FIG. 15 is a front view showing an operation state of the conventional webbing take-up device, partially broken away.

[Explanation of symbols]

 12 Webbing take-up device 16 Spool 34 Small spring (first spiral spring) 36 Spring seat (rotary body) 46B Moving part (elastic member) 48 Swing block (elastic member) 60 Paul (fixing means) 64 Large spring (second spring) Spiral spring) 74 Leaf spring (elastic member) 76 Coil spring (elastic member)
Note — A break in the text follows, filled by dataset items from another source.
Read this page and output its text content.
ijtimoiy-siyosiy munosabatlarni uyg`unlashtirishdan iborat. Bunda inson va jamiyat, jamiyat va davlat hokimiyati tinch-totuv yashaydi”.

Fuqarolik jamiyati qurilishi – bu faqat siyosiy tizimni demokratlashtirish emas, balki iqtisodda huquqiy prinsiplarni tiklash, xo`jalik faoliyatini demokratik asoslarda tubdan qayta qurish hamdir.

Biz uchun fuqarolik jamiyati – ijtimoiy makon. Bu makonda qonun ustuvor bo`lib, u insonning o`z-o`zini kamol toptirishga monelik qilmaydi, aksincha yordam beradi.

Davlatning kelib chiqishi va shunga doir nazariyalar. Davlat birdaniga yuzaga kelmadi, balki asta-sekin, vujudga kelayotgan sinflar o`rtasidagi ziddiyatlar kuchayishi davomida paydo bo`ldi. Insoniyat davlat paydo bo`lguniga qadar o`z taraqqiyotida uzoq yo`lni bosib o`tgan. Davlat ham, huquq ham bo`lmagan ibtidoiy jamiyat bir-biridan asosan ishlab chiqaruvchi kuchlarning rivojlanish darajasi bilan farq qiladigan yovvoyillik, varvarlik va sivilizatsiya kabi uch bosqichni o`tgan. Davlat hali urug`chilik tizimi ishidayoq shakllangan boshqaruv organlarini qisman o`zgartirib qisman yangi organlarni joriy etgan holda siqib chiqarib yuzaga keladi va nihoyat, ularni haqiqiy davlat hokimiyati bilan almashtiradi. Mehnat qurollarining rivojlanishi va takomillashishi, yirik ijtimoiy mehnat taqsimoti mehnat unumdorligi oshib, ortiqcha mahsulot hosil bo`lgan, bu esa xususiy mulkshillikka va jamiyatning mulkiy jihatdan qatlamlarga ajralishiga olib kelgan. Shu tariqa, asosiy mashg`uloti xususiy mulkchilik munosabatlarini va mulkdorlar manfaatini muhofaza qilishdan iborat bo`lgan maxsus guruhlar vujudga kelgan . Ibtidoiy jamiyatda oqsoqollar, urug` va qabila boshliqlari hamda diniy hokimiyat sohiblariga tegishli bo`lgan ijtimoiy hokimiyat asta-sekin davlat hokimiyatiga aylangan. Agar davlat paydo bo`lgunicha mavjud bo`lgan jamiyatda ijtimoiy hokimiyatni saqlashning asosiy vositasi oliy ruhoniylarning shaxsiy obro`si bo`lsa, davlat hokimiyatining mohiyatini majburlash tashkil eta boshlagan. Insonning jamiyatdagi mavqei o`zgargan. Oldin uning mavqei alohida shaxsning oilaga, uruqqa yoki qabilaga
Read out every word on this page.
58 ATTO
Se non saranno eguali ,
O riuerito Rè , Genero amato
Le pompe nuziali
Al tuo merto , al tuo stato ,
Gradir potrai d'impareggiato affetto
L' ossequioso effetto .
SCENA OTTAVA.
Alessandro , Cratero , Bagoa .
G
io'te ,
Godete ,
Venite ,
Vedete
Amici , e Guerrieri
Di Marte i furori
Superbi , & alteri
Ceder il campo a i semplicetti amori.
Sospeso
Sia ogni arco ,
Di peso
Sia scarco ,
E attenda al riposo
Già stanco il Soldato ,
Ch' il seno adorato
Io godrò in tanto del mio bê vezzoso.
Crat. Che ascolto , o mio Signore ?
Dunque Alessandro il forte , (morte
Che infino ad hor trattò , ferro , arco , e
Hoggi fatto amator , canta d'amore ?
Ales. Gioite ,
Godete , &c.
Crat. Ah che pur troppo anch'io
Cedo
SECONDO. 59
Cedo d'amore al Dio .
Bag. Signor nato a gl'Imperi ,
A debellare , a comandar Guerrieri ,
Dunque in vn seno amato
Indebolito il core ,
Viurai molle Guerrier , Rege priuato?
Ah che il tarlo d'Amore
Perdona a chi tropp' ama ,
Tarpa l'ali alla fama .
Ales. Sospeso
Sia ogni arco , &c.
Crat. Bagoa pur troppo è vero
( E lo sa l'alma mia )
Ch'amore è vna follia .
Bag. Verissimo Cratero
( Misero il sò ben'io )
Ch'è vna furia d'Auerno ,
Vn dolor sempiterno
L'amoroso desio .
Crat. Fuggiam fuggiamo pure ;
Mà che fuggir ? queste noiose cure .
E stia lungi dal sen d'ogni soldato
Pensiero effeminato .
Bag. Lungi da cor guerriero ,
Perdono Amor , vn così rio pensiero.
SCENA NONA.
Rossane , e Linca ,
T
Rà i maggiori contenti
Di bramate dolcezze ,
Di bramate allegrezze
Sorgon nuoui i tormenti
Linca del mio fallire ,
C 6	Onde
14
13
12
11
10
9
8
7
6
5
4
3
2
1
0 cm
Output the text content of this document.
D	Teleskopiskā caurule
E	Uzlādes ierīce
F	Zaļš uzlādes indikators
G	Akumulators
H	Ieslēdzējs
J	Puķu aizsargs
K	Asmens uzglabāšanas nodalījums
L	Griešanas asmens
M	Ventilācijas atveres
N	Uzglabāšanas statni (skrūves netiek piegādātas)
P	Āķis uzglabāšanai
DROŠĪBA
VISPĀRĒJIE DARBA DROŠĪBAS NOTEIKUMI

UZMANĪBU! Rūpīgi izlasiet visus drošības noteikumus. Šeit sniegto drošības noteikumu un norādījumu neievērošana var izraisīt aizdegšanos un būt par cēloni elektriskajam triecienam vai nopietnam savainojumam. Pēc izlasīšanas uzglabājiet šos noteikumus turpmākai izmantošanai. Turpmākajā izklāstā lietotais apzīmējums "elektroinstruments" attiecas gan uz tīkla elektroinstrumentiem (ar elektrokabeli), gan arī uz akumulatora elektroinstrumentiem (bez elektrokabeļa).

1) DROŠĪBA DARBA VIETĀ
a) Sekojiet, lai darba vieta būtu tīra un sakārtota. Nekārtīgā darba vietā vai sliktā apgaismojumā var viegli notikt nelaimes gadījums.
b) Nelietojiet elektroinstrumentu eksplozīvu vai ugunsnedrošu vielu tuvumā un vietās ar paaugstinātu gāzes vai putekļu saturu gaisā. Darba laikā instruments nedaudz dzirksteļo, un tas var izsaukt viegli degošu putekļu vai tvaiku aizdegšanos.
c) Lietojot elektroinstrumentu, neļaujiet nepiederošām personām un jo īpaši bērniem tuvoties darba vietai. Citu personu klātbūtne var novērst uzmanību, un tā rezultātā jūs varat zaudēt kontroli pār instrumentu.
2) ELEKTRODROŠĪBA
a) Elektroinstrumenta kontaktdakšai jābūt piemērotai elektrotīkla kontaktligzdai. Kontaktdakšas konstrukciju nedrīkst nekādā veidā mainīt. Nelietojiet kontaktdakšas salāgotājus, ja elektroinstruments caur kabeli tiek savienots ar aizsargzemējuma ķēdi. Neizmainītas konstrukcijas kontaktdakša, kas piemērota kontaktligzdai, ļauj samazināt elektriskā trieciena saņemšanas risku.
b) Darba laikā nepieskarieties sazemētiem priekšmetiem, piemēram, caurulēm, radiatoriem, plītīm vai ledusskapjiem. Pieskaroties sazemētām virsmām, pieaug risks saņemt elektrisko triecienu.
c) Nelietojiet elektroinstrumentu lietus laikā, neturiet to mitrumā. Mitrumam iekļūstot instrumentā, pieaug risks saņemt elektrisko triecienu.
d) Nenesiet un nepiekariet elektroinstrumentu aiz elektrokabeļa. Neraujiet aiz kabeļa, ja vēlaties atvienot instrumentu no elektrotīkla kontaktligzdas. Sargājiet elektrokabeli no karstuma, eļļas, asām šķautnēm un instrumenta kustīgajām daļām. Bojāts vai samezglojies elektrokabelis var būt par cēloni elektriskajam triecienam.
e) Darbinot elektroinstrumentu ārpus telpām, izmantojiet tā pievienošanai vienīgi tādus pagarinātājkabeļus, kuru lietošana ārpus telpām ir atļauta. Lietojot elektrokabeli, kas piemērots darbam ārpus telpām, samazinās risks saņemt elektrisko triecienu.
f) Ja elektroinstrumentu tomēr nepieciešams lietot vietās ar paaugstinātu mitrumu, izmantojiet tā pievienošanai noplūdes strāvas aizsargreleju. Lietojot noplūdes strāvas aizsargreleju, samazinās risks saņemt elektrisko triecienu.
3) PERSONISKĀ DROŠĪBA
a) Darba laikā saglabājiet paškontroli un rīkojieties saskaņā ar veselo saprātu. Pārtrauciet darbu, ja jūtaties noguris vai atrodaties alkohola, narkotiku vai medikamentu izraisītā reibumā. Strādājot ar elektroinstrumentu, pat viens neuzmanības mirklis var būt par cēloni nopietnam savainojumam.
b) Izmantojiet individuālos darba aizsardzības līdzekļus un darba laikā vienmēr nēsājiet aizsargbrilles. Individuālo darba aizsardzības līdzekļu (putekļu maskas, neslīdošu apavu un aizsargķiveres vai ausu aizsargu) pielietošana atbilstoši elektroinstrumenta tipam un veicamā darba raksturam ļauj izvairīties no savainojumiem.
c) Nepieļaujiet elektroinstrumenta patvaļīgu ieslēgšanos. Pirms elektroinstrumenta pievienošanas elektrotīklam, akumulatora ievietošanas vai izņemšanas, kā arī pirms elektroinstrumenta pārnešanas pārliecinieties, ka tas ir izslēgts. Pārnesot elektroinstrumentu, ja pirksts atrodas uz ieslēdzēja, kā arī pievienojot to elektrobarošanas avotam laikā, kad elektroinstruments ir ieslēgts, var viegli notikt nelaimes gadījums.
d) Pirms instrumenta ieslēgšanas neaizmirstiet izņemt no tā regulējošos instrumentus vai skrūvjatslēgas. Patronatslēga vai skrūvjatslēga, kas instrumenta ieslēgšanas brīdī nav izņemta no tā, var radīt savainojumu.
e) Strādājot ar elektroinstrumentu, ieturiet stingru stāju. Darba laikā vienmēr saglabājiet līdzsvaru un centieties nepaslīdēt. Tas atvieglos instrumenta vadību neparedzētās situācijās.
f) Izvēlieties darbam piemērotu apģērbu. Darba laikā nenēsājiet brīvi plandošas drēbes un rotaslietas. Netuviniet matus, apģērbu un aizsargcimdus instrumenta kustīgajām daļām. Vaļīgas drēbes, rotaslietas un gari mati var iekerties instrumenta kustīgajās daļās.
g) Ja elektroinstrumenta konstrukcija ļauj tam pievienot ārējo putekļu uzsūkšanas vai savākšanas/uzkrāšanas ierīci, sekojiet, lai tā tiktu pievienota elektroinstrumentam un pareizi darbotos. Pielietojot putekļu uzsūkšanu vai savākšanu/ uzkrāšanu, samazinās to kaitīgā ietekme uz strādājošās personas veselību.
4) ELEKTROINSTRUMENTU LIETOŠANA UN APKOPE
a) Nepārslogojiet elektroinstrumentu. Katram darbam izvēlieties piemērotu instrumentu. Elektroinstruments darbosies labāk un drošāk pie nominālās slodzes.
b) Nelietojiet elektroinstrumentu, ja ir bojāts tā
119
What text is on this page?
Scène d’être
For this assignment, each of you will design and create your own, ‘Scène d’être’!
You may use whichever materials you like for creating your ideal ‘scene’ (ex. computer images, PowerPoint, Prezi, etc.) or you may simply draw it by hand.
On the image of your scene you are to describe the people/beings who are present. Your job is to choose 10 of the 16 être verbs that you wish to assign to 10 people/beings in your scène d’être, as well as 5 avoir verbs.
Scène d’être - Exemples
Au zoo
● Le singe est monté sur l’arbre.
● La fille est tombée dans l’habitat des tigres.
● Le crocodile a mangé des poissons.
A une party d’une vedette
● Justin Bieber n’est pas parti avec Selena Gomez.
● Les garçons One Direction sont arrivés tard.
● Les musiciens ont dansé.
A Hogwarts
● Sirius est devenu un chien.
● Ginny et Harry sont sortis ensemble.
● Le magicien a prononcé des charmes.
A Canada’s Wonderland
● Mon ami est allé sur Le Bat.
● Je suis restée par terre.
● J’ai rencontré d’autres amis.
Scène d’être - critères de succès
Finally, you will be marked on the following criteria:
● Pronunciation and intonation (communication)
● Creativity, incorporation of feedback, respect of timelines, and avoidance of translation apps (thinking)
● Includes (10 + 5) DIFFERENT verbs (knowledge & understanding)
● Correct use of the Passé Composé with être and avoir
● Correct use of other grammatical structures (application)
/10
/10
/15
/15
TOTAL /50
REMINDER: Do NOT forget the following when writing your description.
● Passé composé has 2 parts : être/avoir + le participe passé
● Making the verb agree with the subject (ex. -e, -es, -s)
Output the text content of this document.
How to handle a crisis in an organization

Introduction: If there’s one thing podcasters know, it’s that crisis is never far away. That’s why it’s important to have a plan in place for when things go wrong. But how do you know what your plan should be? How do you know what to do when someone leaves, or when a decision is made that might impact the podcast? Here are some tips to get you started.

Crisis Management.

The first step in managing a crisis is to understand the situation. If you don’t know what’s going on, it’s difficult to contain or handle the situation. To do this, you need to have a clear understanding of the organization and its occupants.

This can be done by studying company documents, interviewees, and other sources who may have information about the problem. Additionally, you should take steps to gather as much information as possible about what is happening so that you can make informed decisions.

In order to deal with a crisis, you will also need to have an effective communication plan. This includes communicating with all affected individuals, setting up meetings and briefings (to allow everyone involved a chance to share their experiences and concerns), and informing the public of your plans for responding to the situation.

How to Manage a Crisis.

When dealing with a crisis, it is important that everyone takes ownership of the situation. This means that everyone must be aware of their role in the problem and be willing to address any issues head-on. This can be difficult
 ────────────────────────────────────────────────── ─── Continued on the front page (72) Inventor Tomoki Nagata 3-260 Toyota, Oguchi-machi, Niwa-gun, Aichi Prefecture F-term in Tokai Rika Electric Works, Ltd. 3D018 GA00 LA04

Claims (3)

[Claims] 1. A spool capable of winding webbing, a first spiral spring having an inner end fixed to the spool and elastically restoring the spool in the webbing winding direction, and an outer end of the first spiral spring. A rotating body that is rotatable coaxially with the spool, and an inner end that is secured to the rotating body, and that provides a larger elastic force in the webbing winding direction than the first spiral spring to the rotating body and the first spiral spring. A second spiral spring that transmits to the spool via the spool, and a pawl that engages with the rotating body to prevent rotation in the webbing winding direction when it is detected that the webbing is mounted on an occupant; The pawl is disposed in contact with the inside of the spiral spring, and when the pawl is disengaged from the rotating body and the first spiral spring is tightened by the elastic force of the second spiral spring, the pawl is pushed by the first spiral spring. Elastically deformed, first The webbing retractor and having an elastic member for applying a resistance force to the tightening of the coil spring, the. 2. The webbing take-up device according to claim 1, wherein the elastic member applies the resistance force radially outward of the first spiral spring. 3. The webbing retractor according to claim 1, wherein the elastic member applies the resistance force in a circumferential direction of the first spiral spring.